Published: 15 November 2017 15 November 2017
As you can tell from my site, a variety of pancake recipes are featured. One that is my grandson's favorite and a 'must-make' when I'm with them; the others are adapted from other recipes. This one I found on the UC Davis Integrative Medicine site, and with just a few tweaks, this has become my all time favorite. The pancakes are light, not at all soggy and wonderfully tasty. I had a friend for breakfast and she raved! Pancake house - you're in the dark!!! Let me know what you think.
This recipe makes anywhere from 12 - 15 pancakes, depending on size. Some prefer dollar size pancakes; others the he-man size. Your choice! Recipe can be halved!

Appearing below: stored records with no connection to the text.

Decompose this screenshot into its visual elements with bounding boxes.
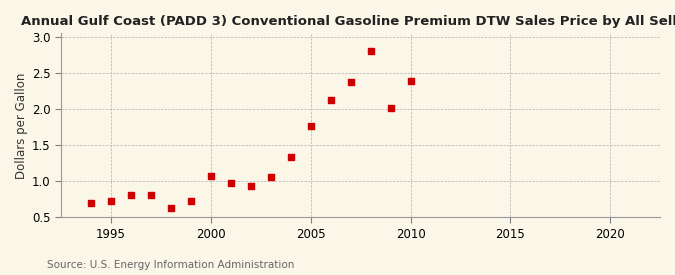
Point	[126, 193, 136, 197]
Point	[385, 106, 396, 111]
Title: Annual Gulf Coast (PADD 3) Conventional Gasoline Premium DTW Sales Price by All : Annual Gulf Coast (PADD 3) Conventional …	[21, 15, 675, 28]
Point	[345, 80, 356, 85]
Point	[225, 181, 236, 186]
Point	[286, 155, 296, 159]
Point	[186, 199, 196, 203]
Point	[146, 193, 157, 197]
Y-axis label: Dollars per Gallon: Dollars per Gallon	[15, 72, 28, 178]
Point	[205, 174, 216, 178]
Point	[106, 199, 117, 203]
Text: Source: U.S. Energy Information Administration: Source: U.S. Energy Information Administ…	[47, 260, 294, 270]
Point	[165, 206, 176, 210]
Point	[86, 201, 97, 205]
Point	[265, 175, 276, 179]
Point	[365, 49, 376, 54]
Point	[325, 98, 336, 102]
Point	[405, 79, 416, 83]
Point	[246, 184, 256, 188]
Point	[305, 123, 316, 128]
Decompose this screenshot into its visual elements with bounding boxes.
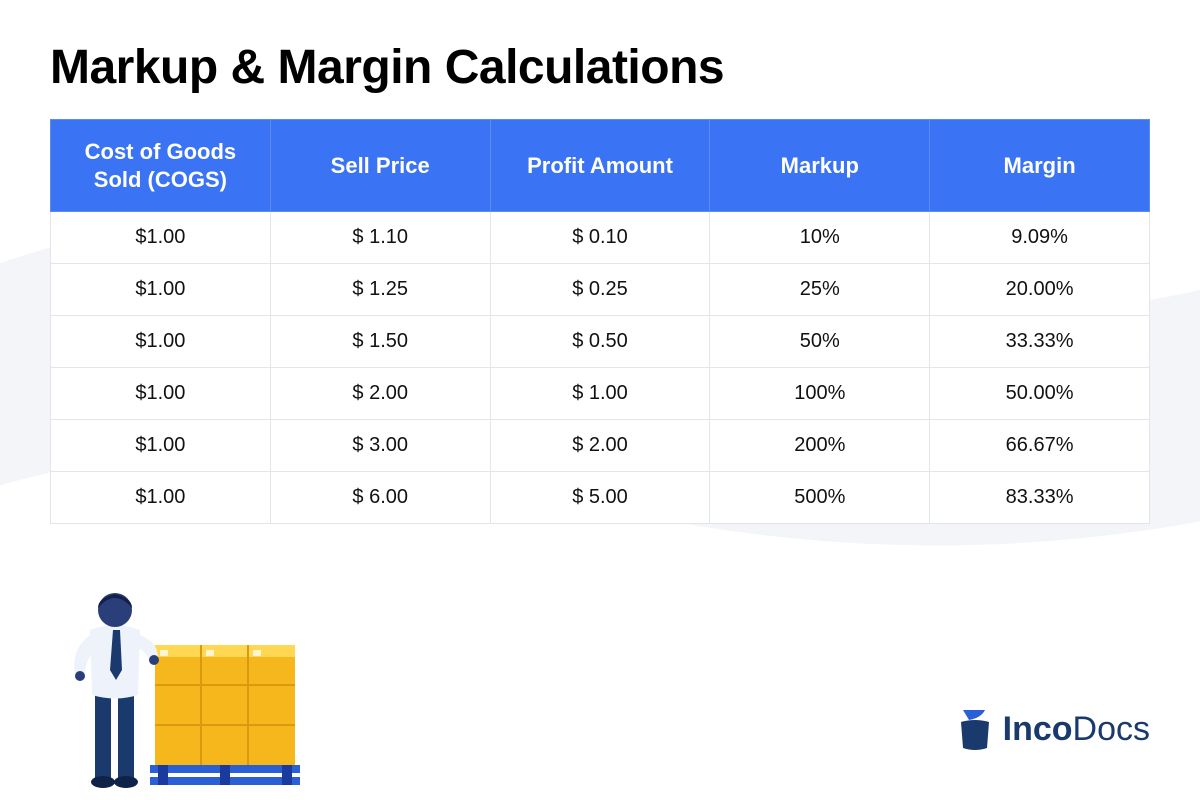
cell-margin: 66.67% [930,420,1150,472]
col-sell: Sell Price [270,120,490,212]
cell-cogs: $1.00 [51,472,271,524]
cell-cogs: $1.00 [51,264,271,316]
cell-profit: $ 0.25 [490,264,710,316]
cell-cogs: $1.00 [51,316,271,368]
cell-markup: 25% [710,264,930,316]
cell-cogs: $1.00 [51,212,271,264]
cell-sell: $ 1.10 [270,212,490,264]
cell-margin: 9.09% [930,212,1150,264]
table-header-row: Cost of Goods Sold (COGS) Sell Price Pro… [51,120,1150,212]
cell-sell: $ 2.00 [270,368,490,420]
cell-profit: $ 2.00 [490,420,710,472]
cell-markup: 50% [710,316,930,368]
boxes-icon [155,645,295,765]
cell-margin: 33.33% [930,316,1150,368]
cell-profit: $ 0.10 [490,212,710,264]
incodocs-logo: IncoDocs [957,708,1150,750]
cell-markup: 200% [710,420,930,472]
cell-margin: 83.33% [930,472,1150,524]
table-row: $1.00 $ 1.50 $ 0.50 50% 33.33% [51,316,1150,368]
logo-bold: Inco [1003,710,1073,748]
table-row: $1.00 $ 2.00 $ 1.00 100% 50.00% [51,368,1150,420]
col-profit: Profit Amount [490,120,710,212]
table-row: $1.00 $ 6.00 $ 5.00 500% 83.33% [51,472,1150,524]
markup-margin-table: Cost of Goods Sold (COGS) Sell Price Pro… [50,119,1150,524]
person-icon [74,593,159,788]
cell-sell: $ 1.50 [270,316,490,368]
logo-mark-icon [957,708,993,750]
cell-profit: $ 0.50 [490,316,710,368]
cell-cogs: $1.00 [51,368,271,420]
person-boxes-illustration [50,570,310,790]
cell-sell: $ 3.00 [270,420,490,472]
table-row: $1.00 $ 3.00 $ 2.00 200% 66.67% [51,420,1150,472]
col-cogs: Cost of Goods Sold (COGS) [51,120,271,212]
cell-sell: $ 1.25 [270,264,490,316]
logo-text: IncoDocs [1003,710,1150,749]
page-title: Markup & Margin Calculations [50,40,1150,95]
cell-profit: $ 1.00 [490,368,710,420]
cell-sell: $ 6.00 [270,472,490,524]
cell-profit: $ 5.00 [490,472,710,524]
cell-markup: 100% [710,368,930,420]
cell-margin: 20.00% [930,264,1150,316]
col-markup: Markup [710,120,930,212]
logo-light: Docs [1073,710,1150,748]
table-row: $1.00 $ 1.10 $ 0.10 10% 9.09% [51,212,1150,264]
cell-markup: 500% [710,472,930,524]
col-margin: Margin [930,120,1150,212]
cell-margin: 50.00% [930,368,1150,420]
cell-cogs: $1.00 [51,420,271,472]
cell-markup: 10% [710,212,930,264]
pallet-icon [150,765,300,785]
table-row: $1.00 $ 1.25 $ 0.25 25% 20.00% [51,264,1150,316]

- 2 cups unsweetened almond milk or other favorite non-dairy milk
- 1 1/2 cups whole wheat pastry flour (I often do half WWPF and half spelt; you can also use a gluten free flour.)
- 1/2 cup rolled oats
- 1 banana, mashed
- 1 T maple syrup
- 1T orange juice (or you can use 2 T maple syrup)
- 2 T baking powder
- 2 T ground flaxseed meal
- zest from one large orange
- 1/2 cup blueberries (fresh or frozen)
- Place the rolled oats into high speed blender or food processor until it becomes flour like.

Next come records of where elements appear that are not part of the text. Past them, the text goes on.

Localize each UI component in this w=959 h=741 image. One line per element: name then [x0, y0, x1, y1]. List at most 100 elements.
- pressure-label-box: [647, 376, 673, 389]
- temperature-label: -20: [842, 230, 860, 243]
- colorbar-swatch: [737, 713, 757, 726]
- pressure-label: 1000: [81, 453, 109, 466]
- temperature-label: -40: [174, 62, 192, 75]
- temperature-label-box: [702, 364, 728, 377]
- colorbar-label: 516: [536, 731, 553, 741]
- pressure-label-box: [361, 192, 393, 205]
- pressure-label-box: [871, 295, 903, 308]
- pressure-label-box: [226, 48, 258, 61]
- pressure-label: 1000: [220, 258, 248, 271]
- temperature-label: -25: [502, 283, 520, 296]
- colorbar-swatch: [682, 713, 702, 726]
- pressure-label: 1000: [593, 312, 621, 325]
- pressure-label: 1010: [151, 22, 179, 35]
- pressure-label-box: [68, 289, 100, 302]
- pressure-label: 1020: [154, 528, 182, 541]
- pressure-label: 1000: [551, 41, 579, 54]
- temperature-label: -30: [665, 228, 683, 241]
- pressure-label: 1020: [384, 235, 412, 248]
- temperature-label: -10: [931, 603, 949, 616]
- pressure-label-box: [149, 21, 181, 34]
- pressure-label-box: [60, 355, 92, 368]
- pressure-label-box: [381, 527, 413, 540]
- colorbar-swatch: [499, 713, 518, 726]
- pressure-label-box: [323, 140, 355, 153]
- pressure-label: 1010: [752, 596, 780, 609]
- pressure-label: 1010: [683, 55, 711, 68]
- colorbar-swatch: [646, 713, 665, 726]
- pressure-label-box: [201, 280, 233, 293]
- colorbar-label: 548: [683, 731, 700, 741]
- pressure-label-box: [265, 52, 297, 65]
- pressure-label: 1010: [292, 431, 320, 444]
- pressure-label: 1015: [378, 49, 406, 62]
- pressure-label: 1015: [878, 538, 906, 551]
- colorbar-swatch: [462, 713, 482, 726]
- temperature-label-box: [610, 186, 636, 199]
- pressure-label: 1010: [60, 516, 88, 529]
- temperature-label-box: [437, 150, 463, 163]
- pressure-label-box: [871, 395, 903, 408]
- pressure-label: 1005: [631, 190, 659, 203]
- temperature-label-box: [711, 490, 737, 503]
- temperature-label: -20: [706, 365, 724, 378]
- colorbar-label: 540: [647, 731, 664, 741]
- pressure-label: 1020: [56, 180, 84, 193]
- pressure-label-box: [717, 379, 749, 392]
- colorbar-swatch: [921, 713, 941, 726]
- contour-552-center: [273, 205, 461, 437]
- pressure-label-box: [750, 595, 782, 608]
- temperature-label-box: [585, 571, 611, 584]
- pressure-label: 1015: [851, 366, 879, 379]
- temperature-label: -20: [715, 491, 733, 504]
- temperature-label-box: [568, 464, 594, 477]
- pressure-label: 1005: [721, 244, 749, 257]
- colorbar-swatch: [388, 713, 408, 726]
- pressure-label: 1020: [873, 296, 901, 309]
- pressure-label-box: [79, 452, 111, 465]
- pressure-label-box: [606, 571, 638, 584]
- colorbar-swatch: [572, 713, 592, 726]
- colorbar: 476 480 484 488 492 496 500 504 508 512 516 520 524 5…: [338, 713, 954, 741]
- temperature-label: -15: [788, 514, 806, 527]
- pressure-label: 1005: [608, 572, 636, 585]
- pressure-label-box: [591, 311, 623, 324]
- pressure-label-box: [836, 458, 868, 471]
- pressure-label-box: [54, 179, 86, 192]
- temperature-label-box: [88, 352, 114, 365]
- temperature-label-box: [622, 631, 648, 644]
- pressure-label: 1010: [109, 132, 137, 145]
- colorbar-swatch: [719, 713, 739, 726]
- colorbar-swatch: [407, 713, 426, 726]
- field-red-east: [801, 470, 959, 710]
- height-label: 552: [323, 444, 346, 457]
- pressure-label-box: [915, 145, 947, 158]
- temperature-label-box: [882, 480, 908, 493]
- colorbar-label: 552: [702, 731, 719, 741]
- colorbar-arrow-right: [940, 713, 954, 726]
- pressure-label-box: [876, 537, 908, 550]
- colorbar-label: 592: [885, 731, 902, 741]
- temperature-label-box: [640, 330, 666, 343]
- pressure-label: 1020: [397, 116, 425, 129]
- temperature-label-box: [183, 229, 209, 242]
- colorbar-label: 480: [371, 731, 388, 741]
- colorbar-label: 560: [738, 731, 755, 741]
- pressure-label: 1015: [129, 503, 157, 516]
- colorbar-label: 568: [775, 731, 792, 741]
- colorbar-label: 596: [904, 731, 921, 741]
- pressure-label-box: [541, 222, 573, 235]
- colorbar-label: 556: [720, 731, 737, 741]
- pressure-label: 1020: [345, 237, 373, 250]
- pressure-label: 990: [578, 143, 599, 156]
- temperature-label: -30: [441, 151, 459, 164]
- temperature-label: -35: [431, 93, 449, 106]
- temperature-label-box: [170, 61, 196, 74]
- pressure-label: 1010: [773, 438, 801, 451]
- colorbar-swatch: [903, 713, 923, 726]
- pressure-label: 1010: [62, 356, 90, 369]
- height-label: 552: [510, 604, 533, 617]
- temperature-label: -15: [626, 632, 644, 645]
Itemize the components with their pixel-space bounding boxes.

- To the oat flour add the wheat flour, baking powder, flaxmeal and orange rind into blender and pulse to combine.
- Then add the mashed banana, almond milk, maple syrup/orange juice combination, and mix again.
- When batter is mixed, gently fold in the blueberries, if using.
Heat your favorite griddle and enjoy. What's easy is that all the ingredients are mixed in blender so clean-up is easy.